Un impératif de sauvegarde de l’environnement se propage, et bientôt les organisations se multiplient. Greenpeace, depuis sa formation en 1969, est la première organisation qui fait le choix de passer à l’action et symbolise le pont vers le radicalisme. 51


5.2 Vers l’écologie radicale : Greenpeace et Sea Shepherd


La première action directe des années ‘60 eut lieu avec le Don’t Make a Wave Comittee : une coalition d’activistes pacifistes dont plusieurs provenaient du Sierra Club, en 1969. Ils sont allé par bateau (baptisé le Greenpeace) , à l’île Amchitka aux É-U pour tenter d’empêcher un essai nucléaire.52 Se renommant la Fondation Greenpeace et commença une campagne en 1972 contre les essais nucléaires en France, qui entraîna beaucoup de violence entre le gouvernement français et les activistes, notamment dans le sabordage du Rainbow Warrior qui coûta la vie à un activiste de Greenpeace.53 Depuis, quelque trente ans plus tard, l’organisation est devenue une corporation multinationale avec des bureaux dans vingt-trois pays et un roulement de plus de 100 millions de dollars américains par année54 : la plus grande organisation écologique, maintenant critiquée de ne plus être radicale.55

Outre cette organisation, il y eut d’autres actions directes par des groupes autonomes. Une des plus remarquables de ce temps fut celle de Paul Watson, en 1979. Ancien activiste et organisateur dans Greenpeace, il convaincu le président du Fund for Animals de lui financer l’achat d’un bateau pour affronter un baleinier particulièrement efficace nommé le Sierra. Avec son équipage, le Sea Shepherd fonça droit dans le Sierra aux larges du Portugal et le percuta de plein fouet à deux reprises, tentant de le couler. Le baleinier retraita alors jusque dans un port sur la côte pour réparations.
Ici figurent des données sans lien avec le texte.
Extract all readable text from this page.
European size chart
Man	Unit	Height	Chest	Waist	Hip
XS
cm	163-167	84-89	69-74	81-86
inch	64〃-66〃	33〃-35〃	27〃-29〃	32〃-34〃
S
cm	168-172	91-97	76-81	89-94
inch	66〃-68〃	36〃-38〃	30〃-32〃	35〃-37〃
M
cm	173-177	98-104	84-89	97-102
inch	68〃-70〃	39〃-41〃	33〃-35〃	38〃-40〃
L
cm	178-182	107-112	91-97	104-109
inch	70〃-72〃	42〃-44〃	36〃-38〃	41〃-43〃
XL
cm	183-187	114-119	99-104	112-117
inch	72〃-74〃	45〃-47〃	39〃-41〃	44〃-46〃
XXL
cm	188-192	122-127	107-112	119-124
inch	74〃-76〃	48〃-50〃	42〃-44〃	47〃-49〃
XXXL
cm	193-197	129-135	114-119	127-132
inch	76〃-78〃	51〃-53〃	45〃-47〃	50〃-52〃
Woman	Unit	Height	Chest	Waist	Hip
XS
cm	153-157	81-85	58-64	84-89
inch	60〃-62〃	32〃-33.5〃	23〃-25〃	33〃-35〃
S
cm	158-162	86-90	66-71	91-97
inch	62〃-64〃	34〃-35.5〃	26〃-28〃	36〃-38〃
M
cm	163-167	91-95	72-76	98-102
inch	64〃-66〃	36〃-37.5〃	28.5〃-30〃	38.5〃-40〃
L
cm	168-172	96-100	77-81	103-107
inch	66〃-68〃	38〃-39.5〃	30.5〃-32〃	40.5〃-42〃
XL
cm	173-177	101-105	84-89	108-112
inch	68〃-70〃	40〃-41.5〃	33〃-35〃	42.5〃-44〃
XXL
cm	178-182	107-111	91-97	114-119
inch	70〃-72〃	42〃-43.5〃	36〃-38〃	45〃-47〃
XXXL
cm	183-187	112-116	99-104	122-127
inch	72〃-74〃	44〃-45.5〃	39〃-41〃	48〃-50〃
Lorsque celui-ci fut près pour retourner pêcher, une bombe éclata dans sa cale et le bateau sombra. Quatre autres baleiniers furent ainsi coulés en un court laps de temps. 56 De plus, lorsque les autorités portugaises qui avaient capturées le Sea Shepherd refusèrent de le rendre à Watson à moins que celui-ci ne débourse 750,000 dollars pour amende et dommages, le capitaine préféra que son ingénieur en chef Peter Woof s’infiltre dans le bateau à la veille du Nouvel An et le saborde manuellement tandis que Watson observait, seulement pour déjouer les autorités et s’enfuir en espagne.57

On peut supposer que cette vague d’actions directes aussi violentes que romantiques suscitèrent énormément d’émoi à travers le mouvement écologique. À partir de ce moment, l’écologie radicale s’organise sous trois différentes grilles d’analyses, formes d’organisation et types de stratégie.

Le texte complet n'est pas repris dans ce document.